Toutefois, on peut observer qu’il reste des clivages très puissants chez les électeurs : la Gagaouzie a par exemple voté à près de 95% pour Igor Dodon au second tour, davantage que la Transnistrie, qui s’est aussi plus mobilisée au second tour qu’au premier. Chez les moins de 25 ans, dont une partie significative est à l’étranger, c’est à près de 75% qu’ils ont rejeté le pouvoir en place. Dans le cas des perdants de cette élection, on tente de remobiliser son électorat autour des thèmes de la langue russe et des relations avec la Russie. La nouvelle Présidente cherche elle à montrer qu’elle sera avant tout pragmatique en la matière.
La nouvelle Présidente pourra-t-elle mettre en œuvre sa politique rapidement ?
Florent Parmentier : en cas de défaite étroite, le parti d’Igor Dodon avait émis son souhait de manifester pour contester le résultat. Au vu de la large défaite, le Président sortant n’a pas souhaité ajouter à la déstabilisation du pays. D’ailleurs, Maïa Sandu a été reconnu rapidement par ses homologues européens, mais aussi par Vladimir Poutine et le Patriarche de Moscou. Le Président Dodon a donc fait la preuve qu’il était meilleur perdant que son homologue américain en concédant rapidement la défaite !
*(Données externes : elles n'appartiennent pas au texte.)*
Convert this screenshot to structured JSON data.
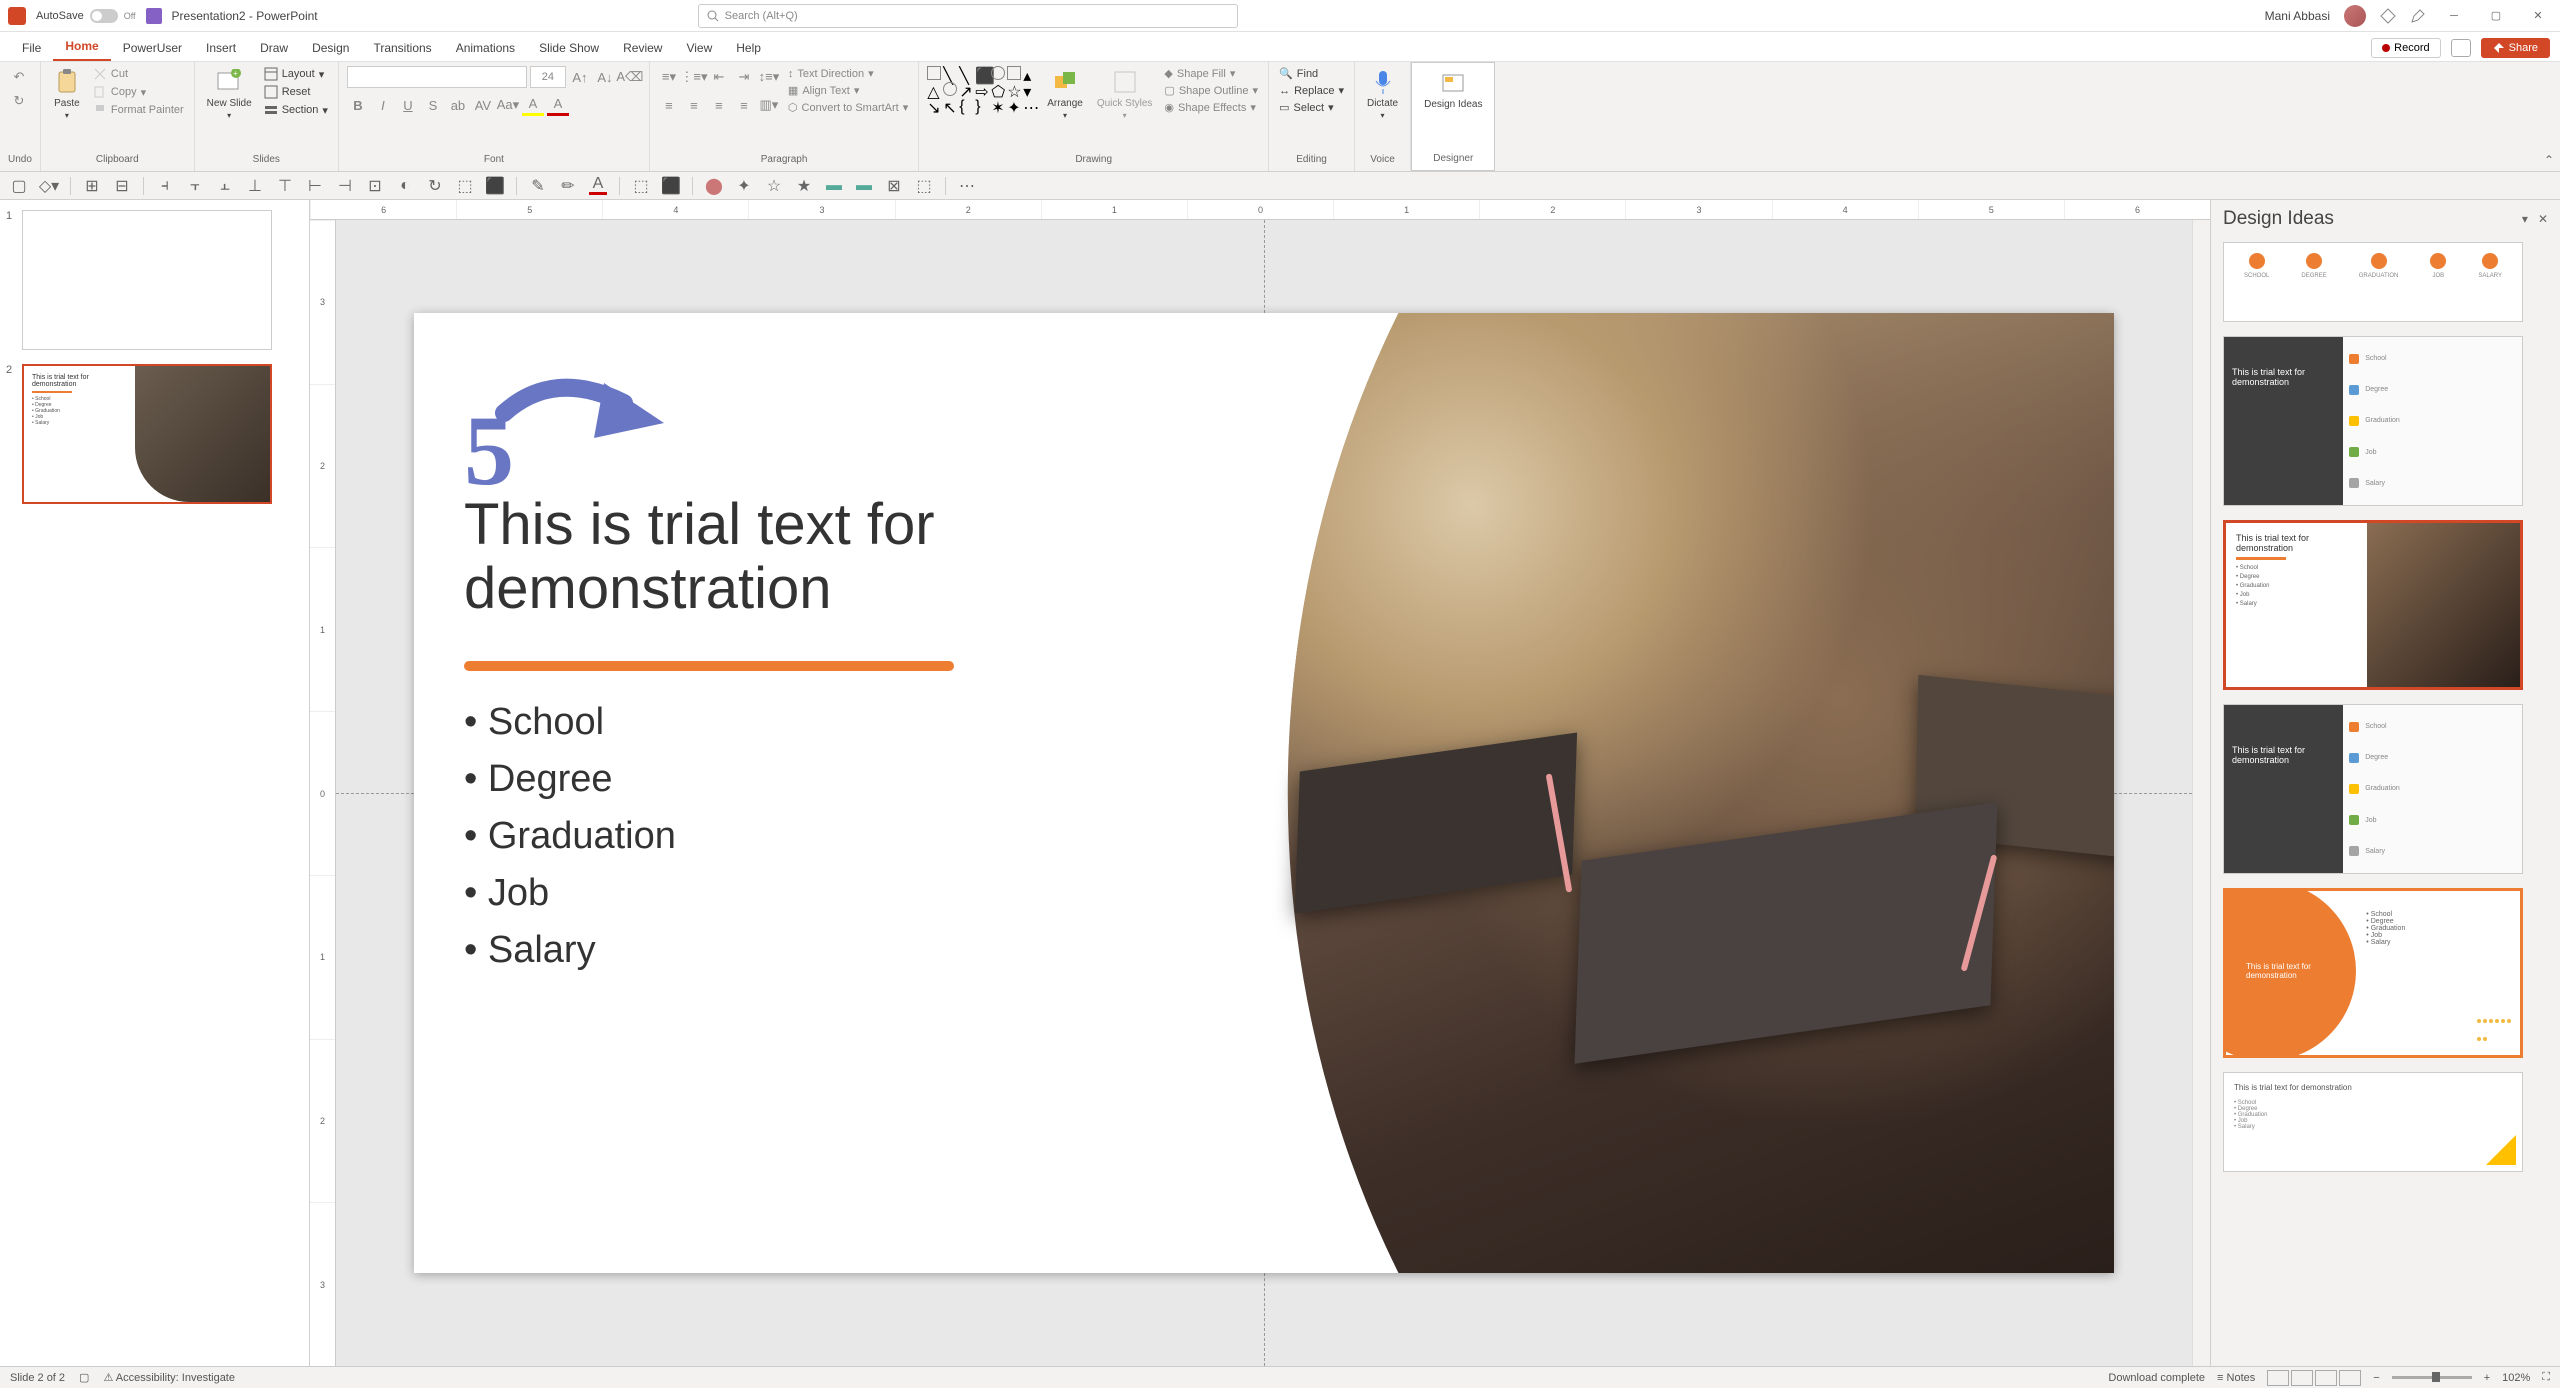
{
  "titlebar": {
    "autosave": "AutoSave",
    "autosave_state": "Off",
    "document": "Presentation2 - PowerPoint",
    "search_placeholder": "Search (Alt+Q)",
    "user": "Mani Abbasi"
  },
  "tabs": {
    "file": "File",
    "home": "Home",
    "poweruser": "PowerUser",
    "insert": "Insert",
    "draw": "Draw",
    "design": "Design",
    "transitions": "Transitions",
    "animations": "Animations",
    "slideshow": "Slide Show",
    "review": "Review",
    "view": "View",
    "help": "Help",
    "record": "Record",
    "share": "Share"
  },
  "ribbon": {
    "undo_group": "Undo",
    "paste": "Paste",
    "cut": "Cut",
    "copy": "Copy",
    "format_painter": "Format Painter",
    "clipboard_group": "Clipboard",
    "new_slide": "New Slide",
    "layout": "Layout",
    "reset": "Reset",
    "section": "Section",
    "slides_group": "Slides",
    "font_size": "24",
    "font_group": "Font",
    "paragraph_group": "Paragraph",
    "text_direction": "Text Direction",
    "align_text": "Align Text",
    "convert_smartart": "Convert to SmartArt",
    "arrange": "Arrange",
    "quick_styles": "Quick Styles",
    "shape_fill": "Shape Fill",
    "shape_outline": "Shape Outline",
    "shape_effects": "Shape Effects",
    "drawing_group": "Drawing",
    "find": "Find",
    "replace": "Replace",
    "select": "Select",
    "editing_group": "Editing",
    "dictate": "Dictate",
    "voice_group": "Voice",
    "design_ideas": "Design Ideas",
    "designer_group": "Designer"
  },
  "slide": {
    "five": "5",
    "title": "This is trial text for demonstration",
    "bullets": [
      "School",
      "Degree",
      "Graduation",
      "Job",
      "Salary"
    ]
  },
  "thumbnails": {
    "slide1_num": "1",
    "slide2_num": "2"
  },
  "design_pane": {
    "title": "Design Ideas",
    "idea_text": "This is trial text for demonstration",
    "bullets": [
      "School",
      "Degree",
      "Graduation",
      "Job",
      "Salary"
    ],
    "cats": [
      "SCHOOL",
      "DEGREE",
      "GRADUATION",
      "JOB",
      "SALARY"
    ]
  },
  "ruler_h": [
    "6",
    "5",
    "4",
    "3",
    "2",
    "1",
    "0",
    "1",
    "2",
    "3",
    "4",
    "5",
    "6"
  ],
  "ruler_v": [
    "3",
    "2",
    "1",
    "0",
    "1",
    "2",
    "3"
  ],
  "statusbar": {
    "slide": "Slide 2 of 2",
    "accessibility": "Accessibility: Investigate",
    "download": "Download complete",
    "notes": "Notes",
    "zoom": "102%"
  }
}
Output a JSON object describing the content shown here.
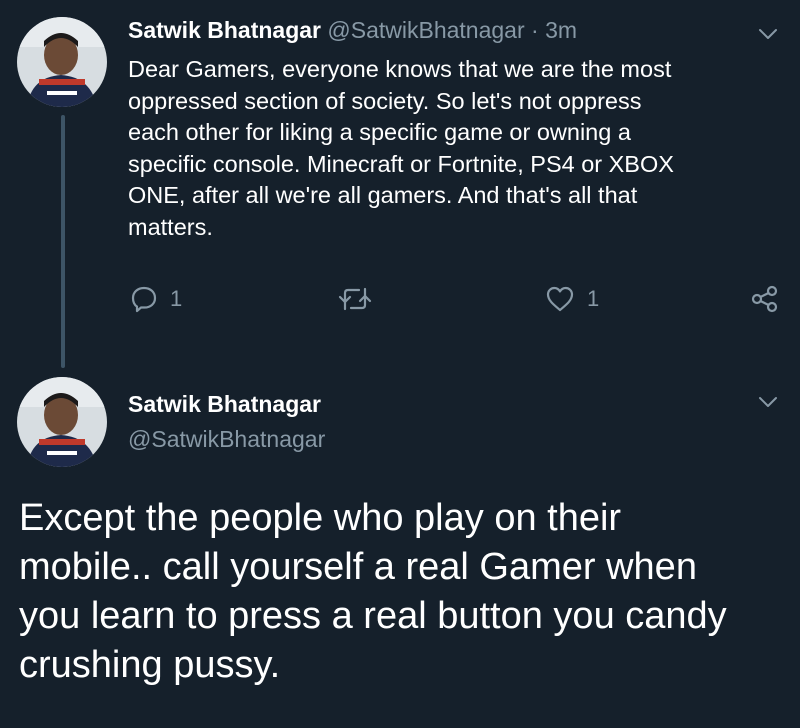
{
  "tweet_1": {
    "display_name": "Satwik Bhatnagar",
    "handle": "@SatwikBhatnagar",
    "separator": "·",
    "time": "3m",
    "text": "Dear Gamers, everyone knows that we are the most\noppressed section of society. So let's not oppress\neach other for liking a specific game or owning a\nspecific console. Minecraft or Fortnite, PS4 or XBOX\nONE, after all we're all gamers. And that's all that\nmatters.",
    "reply_count": "1",
    "retweet_count": "",
    "like_count": "1",
    "icons": {
      "reply": "reply-icon",
      "retweet": "retweet-icon",
      "like": "heart-icon",
      "share": "share-icon",
      "menu": "chevron-down-icon"
    }
  },
  "tweet_2": {
    "display_name": "Satwik Bhatnagar",
    "handle": "@SatwikBhatnagar",
    "text": "Except the people who play on their\nmobile.. call yourself a real Gamer when\nyou learn to press a real button you candy\ncrushing pussy.",
    "icons": {
      "menu": "chevron-down-icon"
    }
  },
  "colors": {
    "background": "#15202b",
    "text_primary": "#ffffff",
    "text_secondary": "#8899a6",
    "thread_line": "#3d5466"
  }
}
Au-delà de la boutade, la nouvelle Présidente ne détient pas l’ensemble des pouvoirs. Selon la Constitution, elle ne peut dissoudre qu’en l’absence de gouvernement. Or, depuis les élections parlementaires de février 2019, il y a eu plusieurs gouvernements en Moldavie, Sandu et Chicu. En outre, certains députés auraient beaucoup à perdre en cas de dissolution, et ont donc fait corps avec le PSRM d’Igor Dodon. Une nouvelle coalition émerge donc au Parlement entre le PSRM, le parti Shor et une partie d’ancien du Parti démocrate, qui ne vont rien faire pour simplifier le travail de la nouvelle Présidente. Avec 14 députés sur 101 et des élections à venir en 2023, la position de Maïa Sandu est compliquée mais les attentes sont fortes.